Image: Christmas Stocking Project
However, DC Founder, Emily-Jane Stapley has another take on the matter. Having been asked about it, she admitted she had made this choice without conscious thought and she admits her opinion may seem harsh to some. In her opinion, no one should ever expect gifts from someone with dementia, end of. She has never bought anyone a present on behalf of her mother. Why? Her mother isn’t being mean she’s got a terminal brain disease! After all, you wouldn’t berate someone who’s going through chemo for forgetting your birthday, would you?

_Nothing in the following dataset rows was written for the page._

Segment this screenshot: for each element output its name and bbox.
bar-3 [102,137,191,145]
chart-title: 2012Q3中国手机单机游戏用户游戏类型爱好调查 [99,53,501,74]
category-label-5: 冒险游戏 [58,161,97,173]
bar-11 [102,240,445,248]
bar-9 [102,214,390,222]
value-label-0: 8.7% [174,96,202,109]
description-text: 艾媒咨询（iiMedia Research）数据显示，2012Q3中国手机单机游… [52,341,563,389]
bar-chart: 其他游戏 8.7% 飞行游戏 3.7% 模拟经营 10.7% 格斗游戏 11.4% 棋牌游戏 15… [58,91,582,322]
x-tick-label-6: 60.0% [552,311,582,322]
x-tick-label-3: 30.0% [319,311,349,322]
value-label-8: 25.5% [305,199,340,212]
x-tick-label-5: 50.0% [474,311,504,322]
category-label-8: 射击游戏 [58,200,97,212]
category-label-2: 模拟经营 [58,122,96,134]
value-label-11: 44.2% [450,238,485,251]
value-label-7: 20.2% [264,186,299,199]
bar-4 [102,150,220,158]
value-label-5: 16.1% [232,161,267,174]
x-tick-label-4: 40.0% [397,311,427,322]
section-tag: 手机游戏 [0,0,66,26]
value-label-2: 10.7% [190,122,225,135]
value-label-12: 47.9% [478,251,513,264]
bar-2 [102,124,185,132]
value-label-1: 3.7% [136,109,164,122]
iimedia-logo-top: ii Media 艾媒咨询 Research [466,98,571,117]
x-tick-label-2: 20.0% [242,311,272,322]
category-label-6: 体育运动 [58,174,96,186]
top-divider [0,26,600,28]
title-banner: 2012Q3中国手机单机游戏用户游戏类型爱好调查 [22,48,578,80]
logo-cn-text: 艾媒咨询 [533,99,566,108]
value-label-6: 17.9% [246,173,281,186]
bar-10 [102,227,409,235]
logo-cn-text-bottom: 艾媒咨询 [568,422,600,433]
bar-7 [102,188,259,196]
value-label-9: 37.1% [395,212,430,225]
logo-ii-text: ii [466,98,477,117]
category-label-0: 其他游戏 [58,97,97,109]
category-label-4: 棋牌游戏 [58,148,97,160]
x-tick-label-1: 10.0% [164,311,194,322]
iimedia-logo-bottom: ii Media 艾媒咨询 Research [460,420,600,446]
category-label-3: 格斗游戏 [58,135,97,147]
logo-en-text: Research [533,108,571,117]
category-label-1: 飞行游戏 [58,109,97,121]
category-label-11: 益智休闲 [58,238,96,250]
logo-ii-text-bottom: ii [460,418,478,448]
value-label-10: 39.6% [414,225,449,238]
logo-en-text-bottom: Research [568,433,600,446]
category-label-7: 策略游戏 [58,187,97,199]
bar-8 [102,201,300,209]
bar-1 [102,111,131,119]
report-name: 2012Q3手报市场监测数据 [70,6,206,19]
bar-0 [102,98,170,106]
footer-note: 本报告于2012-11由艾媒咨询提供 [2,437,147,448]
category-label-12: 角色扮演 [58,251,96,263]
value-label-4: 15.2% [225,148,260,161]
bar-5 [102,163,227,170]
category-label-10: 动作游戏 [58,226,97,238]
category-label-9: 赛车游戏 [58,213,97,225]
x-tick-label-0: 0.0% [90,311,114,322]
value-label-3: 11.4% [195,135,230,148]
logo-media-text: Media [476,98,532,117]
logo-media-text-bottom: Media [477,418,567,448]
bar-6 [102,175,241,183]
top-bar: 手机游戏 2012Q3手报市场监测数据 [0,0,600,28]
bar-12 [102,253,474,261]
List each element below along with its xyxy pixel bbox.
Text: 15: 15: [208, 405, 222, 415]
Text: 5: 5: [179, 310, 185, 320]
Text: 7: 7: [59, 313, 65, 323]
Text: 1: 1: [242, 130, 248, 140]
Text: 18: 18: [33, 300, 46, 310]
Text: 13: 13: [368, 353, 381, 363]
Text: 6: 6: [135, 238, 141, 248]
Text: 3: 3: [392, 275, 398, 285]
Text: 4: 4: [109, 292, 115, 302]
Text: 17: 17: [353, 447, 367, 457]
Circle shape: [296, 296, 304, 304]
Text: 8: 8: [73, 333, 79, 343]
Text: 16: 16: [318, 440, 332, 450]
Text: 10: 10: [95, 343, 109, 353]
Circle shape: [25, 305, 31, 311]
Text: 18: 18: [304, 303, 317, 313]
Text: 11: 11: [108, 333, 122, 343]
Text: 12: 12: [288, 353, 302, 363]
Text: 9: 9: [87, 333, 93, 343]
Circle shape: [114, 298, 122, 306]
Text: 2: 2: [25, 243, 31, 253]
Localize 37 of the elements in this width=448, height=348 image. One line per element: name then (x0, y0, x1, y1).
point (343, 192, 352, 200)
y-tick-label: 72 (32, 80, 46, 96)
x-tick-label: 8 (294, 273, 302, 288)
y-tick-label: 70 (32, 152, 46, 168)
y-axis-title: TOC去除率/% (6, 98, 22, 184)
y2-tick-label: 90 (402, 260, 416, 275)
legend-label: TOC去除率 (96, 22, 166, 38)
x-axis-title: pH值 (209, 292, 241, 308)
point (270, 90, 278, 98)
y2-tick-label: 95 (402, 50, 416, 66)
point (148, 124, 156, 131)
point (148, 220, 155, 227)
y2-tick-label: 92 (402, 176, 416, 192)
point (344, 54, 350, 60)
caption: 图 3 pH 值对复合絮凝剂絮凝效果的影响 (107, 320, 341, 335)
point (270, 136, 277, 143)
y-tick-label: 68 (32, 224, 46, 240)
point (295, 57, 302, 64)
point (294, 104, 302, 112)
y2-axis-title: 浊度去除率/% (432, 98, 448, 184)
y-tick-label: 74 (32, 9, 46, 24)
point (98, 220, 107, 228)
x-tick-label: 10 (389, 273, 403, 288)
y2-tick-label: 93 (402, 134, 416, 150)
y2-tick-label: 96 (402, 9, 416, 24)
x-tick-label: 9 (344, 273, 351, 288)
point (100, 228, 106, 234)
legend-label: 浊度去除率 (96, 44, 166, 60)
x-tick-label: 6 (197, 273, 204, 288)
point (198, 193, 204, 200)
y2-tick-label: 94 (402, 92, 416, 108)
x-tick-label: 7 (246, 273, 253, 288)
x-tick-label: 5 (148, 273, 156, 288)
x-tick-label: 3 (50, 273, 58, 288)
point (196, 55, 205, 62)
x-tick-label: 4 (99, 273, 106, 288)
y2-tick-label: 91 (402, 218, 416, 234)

Image: Mother’s Day Gift Guide – Photo Credit: MindStart
Emily says that she would use the situation to have an open conversation about dementia and why things like cards, or gifts ‘from’ someone it’s not is just not being honest. It’s not good for either your children or yourself. Another reason it’s not always a great idea to ‘pretend’ regarding gift giving is that it could backfire. For instance, imagine your child is given a present from ‘them’ but it’s actually been bought by you. No sooner have you taken your coat off, before little Rory starts talking about his new toy car to his very confused relative with advanced Alzheimer’s.
Rory won’t understand why his family are shushing him nor will his Grandfather have any idea what he’s on about. Cue Rory getting angry/upset, his family being embarrassed and Grandad going to bed feeling sad. Note, I said feeling sad because the emotions are all still there even if the memory isn’t. Dementia should always be spoken about, even the harder issues. Only then will people stop hiding behind excuses to justify why those living with it aren’t being prioritised.